Mandanten im Steuerrecht gewinnen: Google & KI

Kurz gesagt: Mandanten im Steuerrecht gewinnen gelingt heute über zwei Kanäle: klassische Google-Suche und KI-Assistenten wie ChatGPT oder Perplexity. Wer beide bedient, braucht keine Kaltakquise – sondern klare Inhalte, die Vertrauen aufbauen und konkrete Fragen beantworten.
Das Wichtigste in Kürze
  • Wer online Mandanten im Steuerrecht gewinnen will, muss echte Fragen von Steuerzahlern beantworten – nicht nur seine Leistungen auflisten.
  • KI-Assistenten zitieren bevorzugt Kanzleien, die klar strukturierte, fachlich verlässliche Inhalte auf ihrer Website veröffentlichen.
  • Lokale Sichtbarkeit, ein gepflegtes Google-Unternehmensprofil und konsistente Kontaktdaten sind die Grundlage jeder digitalen Mandantengewinnung.

Warum klassische Kanzlei-Websites heute nicht mehr ausreichen

Mandanten im Steuerrecht gewinnen war lange einfach: Empfehlungen, ein Branchenbucheintrag, vielleicht eine Anzeige in der Lokalzeitung. Das funktioniert heute noch – aber immer seltener allein. Wer einen Steuerberater oder einen Anwalt für Steuerrecht sucht, tippt seine Frage in Google oder fragt direkt einen KI-Assistenten. Wer dort nicht auftaucht, existiert für diese Suchenden nicht.

Das Gute: Sie müssen kein Technik-Experte werden. Sie müssen verstehen, was Menschen suchen, und dann Inhalte anbieten, die genau diese Fragen beantworten. Alles andere – wie Google oder eine KI Ihren Text findet und bewertet – folgt daraus fast von selbst.

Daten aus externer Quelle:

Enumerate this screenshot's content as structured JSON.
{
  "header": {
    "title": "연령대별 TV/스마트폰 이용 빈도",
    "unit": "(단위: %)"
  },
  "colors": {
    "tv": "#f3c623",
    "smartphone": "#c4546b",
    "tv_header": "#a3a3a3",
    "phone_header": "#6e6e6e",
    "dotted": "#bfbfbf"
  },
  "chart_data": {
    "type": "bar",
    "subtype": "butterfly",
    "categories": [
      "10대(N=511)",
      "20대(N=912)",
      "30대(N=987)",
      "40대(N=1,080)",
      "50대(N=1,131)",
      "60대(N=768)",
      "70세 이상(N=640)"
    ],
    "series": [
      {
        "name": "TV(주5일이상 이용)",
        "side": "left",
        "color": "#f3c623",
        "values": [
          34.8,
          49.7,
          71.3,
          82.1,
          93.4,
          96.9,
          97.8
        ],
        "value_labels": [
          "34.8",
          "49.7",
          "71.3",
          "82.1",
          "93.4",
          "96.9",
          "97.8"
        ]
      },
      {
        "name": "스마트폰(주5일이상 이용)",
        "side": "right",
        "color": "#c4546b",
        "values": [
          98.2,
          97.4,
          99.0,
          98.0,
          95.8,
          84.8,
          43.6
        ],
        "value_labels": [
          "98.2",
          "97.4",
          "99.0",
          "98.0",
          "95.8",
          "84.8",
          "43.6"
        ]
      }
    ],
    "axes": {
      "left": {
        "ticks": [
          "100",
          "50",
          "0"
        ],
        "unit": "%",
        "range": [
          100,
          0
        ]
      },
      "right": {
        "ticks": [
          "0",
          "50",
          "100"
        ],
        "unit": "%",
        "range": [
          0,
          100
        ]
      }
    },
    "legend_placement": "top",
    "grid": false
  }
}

Was Google und KI-Assistenten wirklich wollen

Google und KI-Assistenten wie ChatGPT, Perplexity oder Gemini haben ein gemeinsames Ziel: Sie wollen ihren Nutzern die zuverlässigste Antwort auf eine Frage liefern. Für Ihre Kanzlei bedeutet das: Wer als verlässliche, fachkundige Quelle erkennbar ist, wird zitiert und empfohlen – wer nur eine Leistungsseite mit Schlagwörtern hat, nicht.

Google bewertet dabei besonders drei Dinge: Ob ein echter Experte hinter dem Text steht, ob die Informationen aktuell und korrekt sind, und ob andere vertrauenswürdige Seiten auf Sie verweisen. KI-Assistenten gehen ähnlich vor: Sie durchsuchen das Internet nach strukturierten, klaren Antworten und zitieren bevorzugt Texte, die eine Frage direkt und vollständig beantworten.

Mehr dazu, wie KI-Systeme Kanzlei-Websites bewerten, finden Sie in unserem Leitfaden GEO für Anwälte.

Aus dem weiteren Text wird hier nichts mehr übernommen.